If big tech giants are forced to change, so will business. Organizations will need to find new vendors for a range of products and services, potentially having to use the services of unproven companies located in areas of the world with divergent regulatory approaches. There will be a period of significant turbulence in IT operations. Hundreds of systems will need to be replaced, with terabytes of data repatriated and thousands of contracts renegotiated, fracturing long-term IT strategies.
During this time of intense change, information security will be stretched to its limit. New and existing services will need to be assessed, as business continuity and recovery processes need to be revised and data needs to be transferred in a timely, secure manner. Meanwhile, amid this period of turbulence, malicious actors will seek out and prey on vulnerable, transitioning organizations.
What is the justification for this threat?

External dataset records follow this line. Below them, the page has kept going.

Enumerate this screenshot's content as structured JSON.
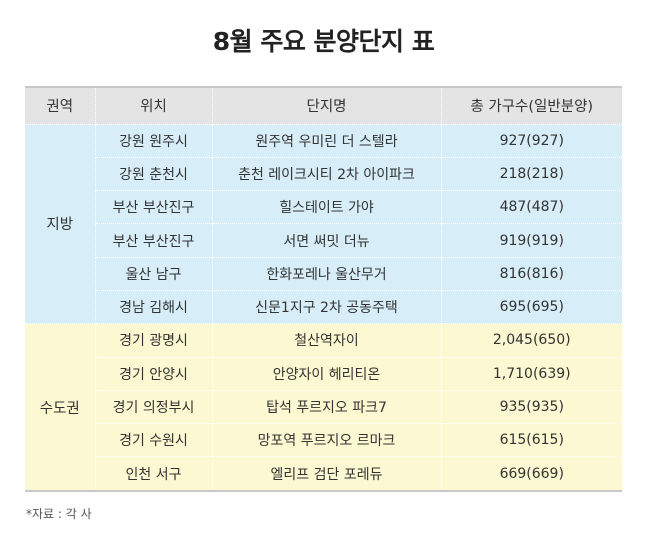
{
  "title": "8월 주요 분양단지 표",
  "headers": {
    "region": "권역",
    "location": "위치",
    "complex": "단지명",
    "households": "총 가구수(일반분양)"
  },
  "groups": [
    {
      "name": "지방",
      "rows": [
        {
          "location": "강원 원주시",
          "complex": "원주역 우미린 더 스텔라",
          "households": "927(927)"
        },
        {
          "location": "강원 춘천시",
          "complex": "춘천 레이크시티 2차 아이파크",
          "households": "218(218)"
        },
        {
          "location": "부산 부산진구",
          "complex": "힐스테이트 가야",
          "households": "487(487)"
        },
        {
          "location": "부산 부산진구",
          "complex": "서면 써밋 더뉴",
          "households": "919(919)"
        },
        {
          "location": "울산 남구",
          "complex": "한화포레나 울산무거",
          "households": "816(816)"
        },
        {
          "location": "경남 김해시",
          "complex": "신문1지구 2차 공동주택",
          "households": "695(695)"
        }
      ]
    },
    {
      "name": "수도권",
      "rows": [
        {
          "location": "경기 광명시",
          "complex": "철산역자이",
          "households": "2,045(650)"
        },
        {
          "location": "경기 안양시",
          "complex": "안양자이 헤리티온",
          "households": "1,710(639)"
        },
        {
          "location": "경기 의정부시",
          "complex": "탑석 푸르지오 파크7",
          "households": "935(935)"
        },
        {
          "location": "경기 수원시",
          "complex": "망포역 푸르지오 르마크",
          "households": "615(615)"
        },
        {
          "location": "인천 서구",
          "complex": "엘리프 검단 포레듀",
          "households": "669(669)"
        }
      ]
    }
  ],
  "note": "*자료 : 각 사",
  "colors": {
    "header_bg": "#e4e4e4",
    "local_bg": "#d7eef9",
    "metro_bg": "#fcf8d1"
  }
}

Between them, the big tech giants – Alphabet (parent organization of Google), Amazon, Apple, Facebook and Microsoft – are some of the most powerful companies in the world and dominate sectors such as online commerce, social media, search engines, mobile operating systems, streaming and cloud services; all areas on which organizations are dependent. In many cases, organizations are critically dependent on one or more of the big tech giants to provide their services and products. If a break up of one of the big tech giants happens there would be significant disruption to basic services that businesses take for granted. The entire IT landscape would change, as organizations are forced to disentangle business functionality from a single ecosystem into a complex and distributed nexus of smaller providers. They would also need to fund previously free or inclusive services and retrieve and repatriate terabytes of data.

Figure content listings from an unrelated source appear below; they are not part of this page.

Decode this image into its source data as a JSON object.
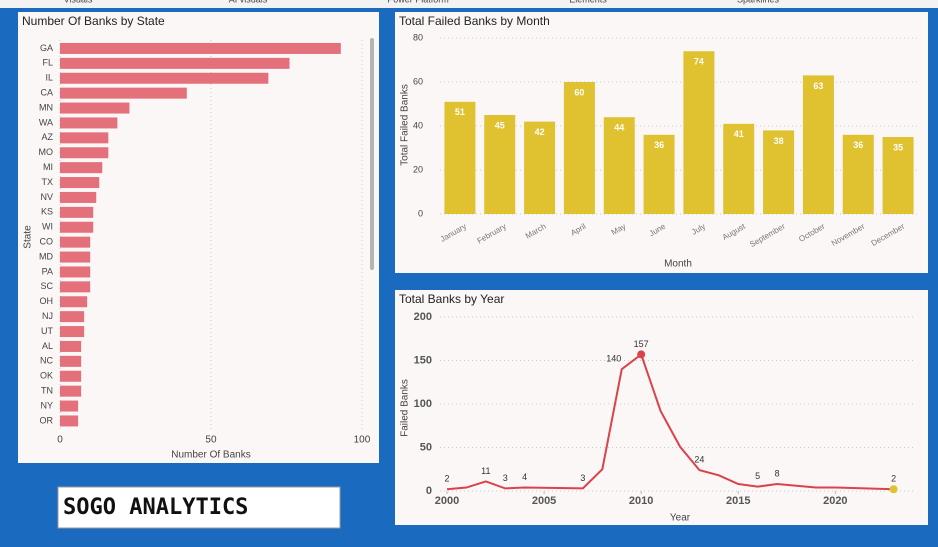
{
  "tabs": [
    "Visuals",
    "AI visuals",
    "Power Platform",
    "Elements",
    "Sparklines"
  ],
  "logo": "SOGO ANALYTICS",
  "chart_data": [
    {
      "type": "hbar",
      "title": "Number Of Banks by State",
      "x_label": "Number Of Banks",
      "y_label": "State",
      "categories": [
        "GA",
        "FL",
        "IL",
        "CA",
        "MN",
        "WA",
        "AZ",
        "MO",
        "MI",
        "TX",
        "NV",
        "KS",
        "WI",
        "CO",
        "MD",
        "PA",
        "SC",
        "OH",
        "NJ",
        "UT",
        "AL",
        "NC",
        "OK",
        "TN",
        "NY",
        "OR"
      ],
      "values": [
        93,
        76,
        69,
        42,
        23,
        19,
        16,
        16,
        14,
        13,
        12,
        11,
        11,
        10,
        10,
        10,
        10,
        9,
        8,
        8,
        7,
        7,
        7,
        7,
        6,
        6
      ],
      "color": "#e3707a",
      "xlim": [
        0,
        102
      ],
      "xticks": [
        0,
        50,
        100
      ],
      "grid": true
    },
    {
      "type": "bar",
      "title": "Total Failed Banks by Month",
      "x_label": "Month",
      "y_label": "Total Failed Banks",
      "categories": [
        "January",
        "February",
        "March",
        "April",
        "May",
        "June",
        "July",
        "August",
        "September",
        "October",
        "November",
        "December"
      ],
      "values": [
        51,
        45,
        42,
        60,
        44,
        36,
        74,
        41,
        38,
        63,
        36,
        35
      ],
      "color": "#e0c130",
      "ylim": [
        0,
        80
      ],
      "yticks": [
        0,
        20,
        40,
        60,
        80
      ],
      "grid": true
    },
    {
      "type": "line",
      "title": "Total Banks by Year",
      "x_label": "Year",
      "y_label": "Failed Banks",
      "x": [
        2000,
        2001,
        2002,
        2003,
        2004,
        2007,
        2008,
        2009,
        2010,
        2011,
        2012,
        2013,
        2014,
        2015,
        2016,
        2017,
        2019,
        2020,
        2023
      ],
      "values": [
        2,
        4,
        11,
        3,
        4,
        3,
        25,
        140,
        157,
        92,
        51,
        24,
        18,
        8,
        5,
        8,
        4,
        4,
        2
      ],
      "value_labels": [
        "2",
        null,
        "11",
        "3",
        "4",
        "3",
        null,
        "140",
        "157",
        null,
        null,
        "24",
        null,
        null,
        "5",
        "8",
        null,
        null,
        "2"
      ],
      "color": "#d9434a",
      "xlim": [
        2000,
        2024
      ],
      "xticks": [
        2000,
        2005,
        2010,
        2015,
        2020
      ],
      "ylim": [
        0,
        200
      ],
      "yticks": [
        0,
        50,
        100,
        150,
        200
      ],
      "grid": true
    }
  ]
}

Public and government opinion of big tech firms has been negatively impacted by some high-profile scandals. In December 2018, it was reported that Facebook allowed other high-profile tech companies to access personal data on its platform by reading user messages. Facebook was also hit by the Cambridge Analytica scandal reported in early 2018, and Google was hit by a large European antitrust fine.

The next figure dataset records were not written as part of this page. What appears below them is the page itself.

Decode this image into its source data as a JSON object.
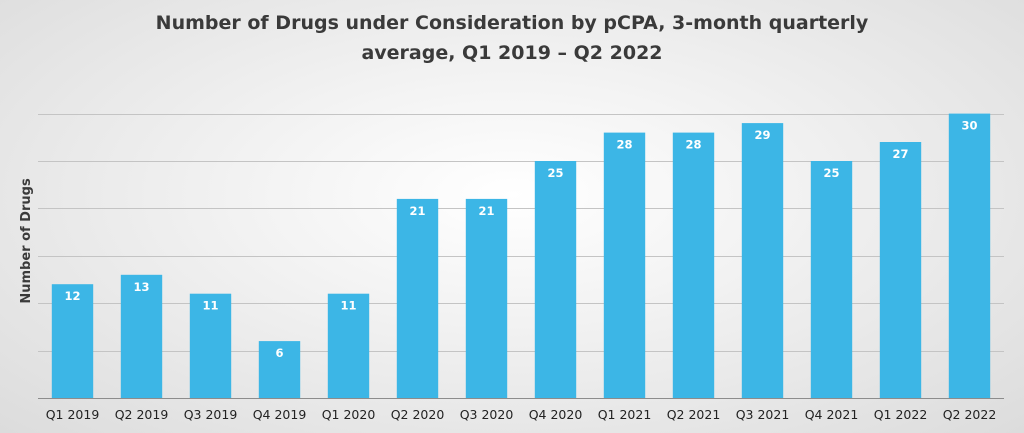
{
  "chart_data": {
    "type": "bar",
    "title_lines": [
      "Number of Drugs under Consideration by pCPA, 3-month quarterly",
      "average, Q1 2019 – Q2 2022"
    ],
    "xlabel": "",
    "ylabel": "Number of Drugs",
    "categories": [
      "Q1 2019",
      "Q2 2019",
      "Q3 2019",
      "Q4 2019",
      "Q1 2020",
      "Q2 2020",
      "Q3 2020",
      "Q4 2020",
      "Q1 2021",
      "Q2 2021",
      "Q3 2021",
      "Q4 2021",
      "Q1 2022",
      "Q2 2022"
    ],
    "values": [
      12,
      13,
      11,
      6,
      11,
      21,
      21,
      25,
      28,
      28,
      29,
      25,
      27,
      30
    ],
    "data_labels": [
      "12",
      "13",
      "11",
      "6",
      "11",
      "21",
      "21",
      "25",
      "28",
      "28",
      "29",
      "25",
      "27",
      "30"
    ],
    "ylim": [
      0,
      30
    ],
    "ytick_step": 5,
    "y_tick_labels_shown": false,
    "grid": true,
    "bar_color": "#3cb6e6"
  }
}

Calls for a break up of one or more of these big tech giants are getting louder, owing to their significant power and influence over business, politics and society, as well as their sheer dominance over industries. Many commentators draw comparison with the power and influence of Standard Oil in the early 20th Century, before it was broken up by regulators. This break up led to a period of significant turbulence for dependent businesses, as well as a reshuffling of many supply chains. The chair of America’s Federal Trade Commission and the European Commissioner for Competition signaled in late 2018 that legal changes aimed at correcting market distortions were being crafted on both sides of the Atlantic, suggesting a break up of one or more of the big tech giants may be imminent.
How should you prepare?
Calls for the breakup of big technology giants will reach their peak by 2021. By then, at least one will be broken up, significantly disrupting the availability of the products and services they provide to dependent organizations. From email to search engines, advertising, logistics and delivery, the entire operating environment will change. Malicious actors will also prey upon vulnerable, transitioning organizations.
Moving forward, organizations should evaluate overall dependencies on the big tech giants. This will ensure that if one of them is broken up, potential risk can be mitigated. Actions that can be taken now include reviewing and improving processes for managing technical vulnerabilities to include vulnerability scanning, remediation and patch management systems. Organizations should also carry out more targeted and detailed penetration testing. In the longer term, vendors should invest in secure coding practices, increase threat intelligence activities in conjunction with threat hunting to move from a reactive to a proactive stance, implement a cyber resilience program and ensure that zero-day vulnerabilities are a tested scenario during a cyber security exercise.